White Institutional Presence: The Impact of Whiteness on Campus Climate

Winter 2010

Source: Harvard Educational Review, 80(4) (Winter 2010): 464-490.
(Reviewed by the Portal Team)

In this article, the author focuses on African American undergraduates to illuminate the consequences of situated White academic beliefs, procedures, and traditions on social and academic life at predominantly white institutions (PWIs).

The author argues that it is essential that predominately White institutions interested in addressing African American attrition due to chilly or hostile campus climates realize how marginalization and discrimination are the outcomes of White mainstream ideology (Whiteness) and White privilege. These sources of hostile or chilly campus climates are what the author names White institutional presence (WIP). WIP focuses on the White normative messages and practices that are exchanged within the academic milieu.

Conceptual Framework

The author proposes WIP as a framework that can enhance understanding of embedded ideologies of Whiteness and provide a meaningful guide for institutional reflection.
The manifestation of WIP can be categorized into four intricately linked attributes: White ascendancy, monoculturalism, White blindness, and White estrangement.

White Ascendancy
White ascendancy refers to thinking and behavior that arise from White mainstream authority and advantage, which in turn are generated from Whiteness's historical position of power and domination. The composition of White ascendancy includes a sense of superiority, a sense of entitlement, domination over racial discourse, and White victimization.
The author proposes that White ascendancy beliefs lead people to ignore people of color and their abilities. White ascendency creates a hostile environment for African Americans.

White monocultural paradigm endorses White structures of knowledge, which in turn embraces rationality and scientific evaluation standards and disallows different worldviews' epistemologies, ideas, and practices (Patton, McEwen, Rendón, & Howard-Hamilton, 2007). As a result of Eurocentric views of scholarship, alternative racial and ethnic perspectives are rarely found in required course readings.

White Blindness
White blindness is a racial ideology that obscures and protects White identity and White privilege. It is based on the principle of color blindness, which positions equality in an ideology wherein the race of a person is and ought to be immaterial to any decision-making process. White blindness is apparent in institutional curricular decisions, such as faculty deciding on classroom texts without a critical eye for deficit messages embedded in those texts.

White Estrangement
WIP is sustained and perpetuated through White estrangement, through the distancing of Whites physically and socially from people of color. Thus, White students may not instigate interaction (Tatum, 1997/2003), may self-segregate, and may not seek out cultural immersion experiences (Reason, Roosa Millar, & Scales, 2005).

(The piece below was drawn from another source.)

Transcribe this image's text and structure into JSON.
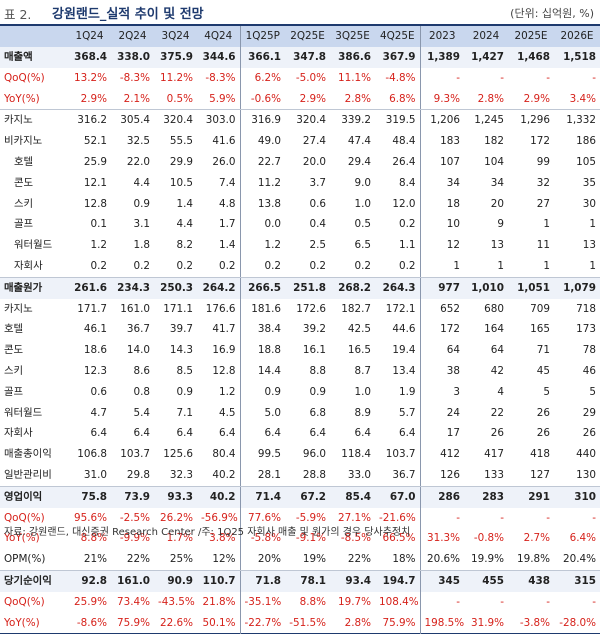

Higher education leaders need to be prepared to work with culturally different students and help create learning environments that encourage respect and intercultural understanding (López, 2003). The author claims that by using the WIP framework, practitioners and administrators can bring to light subtle and blatant consequences of White ascendancy, monoculturalism, White blindness, and White estrangement. To address chilly climates in higher education, institutions must craft solutions that target these root causes.

López, G. R. (2003). The (racially neutral) politics of education: A critical race theory perspective. Educational Administration Quarterly, 39(1), 68-94.
Patton, L. D., McEwen, M., Rendón, L. L, & Howard-Hamilton, M. F. (2007). Critical race perspectives on theory in student affairs. New Directions for Student Services, 2007(120) , 39-53.
Reason, R. D., Roosa Millar, E. A, & Scales, T C. (2005). Toward a model of racial justice ally development, Journal of College Student Development, 46(b) , 530-546.
Tatum, B. (1997/2003). "Why are all the Black kids sitting together in the cafeteria?" "New York: Basic Books.